Solis Resort Spa & Residences
A federal district court judge late last month ruled against Manhattan-based Forkosh Development Group, which was sued under the Interstate Land Sales Full Disclosure Act by a buyer seeking rescission at the struggling Solis Resort Spa & Residences in Sunny Isles, Fla.
U.S. District Judge Marcia Cooke ruled that the developer, led by chief executive Alexander Forkosh, failed to register the 135-unit property under ILSA law and failed to apply for an exemption before the unit was sold in April 2006, therefore must refund the deposit, plus damages to the plaintiff, who purchased the unit under the name First Global.
“The undisputed facts in this case reveal that at the time [First Global] purchased the condominium unit, no units had been sold with a commitment by Mansiana [the entity that owns Solis] to construct a building within two years,” Cooke wrote in her May 27 decision. “The two-year exemption requires an obligation, not merely an intention to build.”
Under ILSA law, developers are required to file property reports with the U.S. Department of Housing and Urban Affairs, which allows buyers to review the information before they make a purchase.
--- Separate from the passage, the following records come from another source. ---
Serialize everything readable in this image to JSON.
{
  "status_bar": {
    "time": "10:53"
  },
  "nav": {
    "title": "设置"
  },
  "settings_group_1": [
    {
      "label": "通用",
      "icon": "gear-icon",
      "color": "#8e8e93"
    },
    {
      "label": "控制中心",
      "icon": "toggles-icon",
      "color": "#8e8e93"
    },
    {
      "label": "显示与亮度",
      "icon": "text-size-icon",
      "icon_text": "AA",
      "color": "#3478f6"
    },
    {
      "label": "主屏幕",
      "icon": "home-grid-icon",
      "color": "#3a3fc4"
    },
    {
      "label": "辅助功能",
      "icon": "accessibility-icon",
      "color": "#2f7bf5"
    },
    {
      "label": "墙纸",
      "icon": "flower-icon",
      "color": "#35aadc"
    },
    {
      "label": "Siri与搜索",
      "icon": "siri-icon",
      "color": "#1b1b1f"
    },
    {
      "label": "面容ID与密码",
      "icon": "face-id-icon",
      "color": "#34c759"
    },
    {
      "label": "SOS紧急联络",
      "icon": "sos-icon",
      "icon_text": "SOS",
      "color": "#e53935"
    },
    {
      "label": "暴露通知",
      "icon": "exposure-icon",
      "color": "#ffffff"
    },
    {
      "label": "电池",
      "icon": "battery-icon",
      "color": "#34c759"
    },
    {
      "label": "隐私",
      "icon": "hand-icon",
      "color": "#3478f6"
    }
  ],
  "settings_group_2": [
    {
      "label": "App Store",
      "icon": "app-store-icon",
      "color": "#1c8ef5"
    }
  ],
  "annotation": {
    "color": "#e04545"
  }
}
Properties with fewer than 99 units are exempt, unless there is fraud, and also if they pledge to build a property within two years.
“The important factor in my case is that at the time the developer claimed the exemption he didn’t have 99 units built or [have a certificate of occupancy],” said Christopher Leigh, attorney for First Global. “[The developer’s expression to build more than 99 units was purely speculative.”
Alexander Forkosh was not immediately available for comment and company lawyers declined to comment.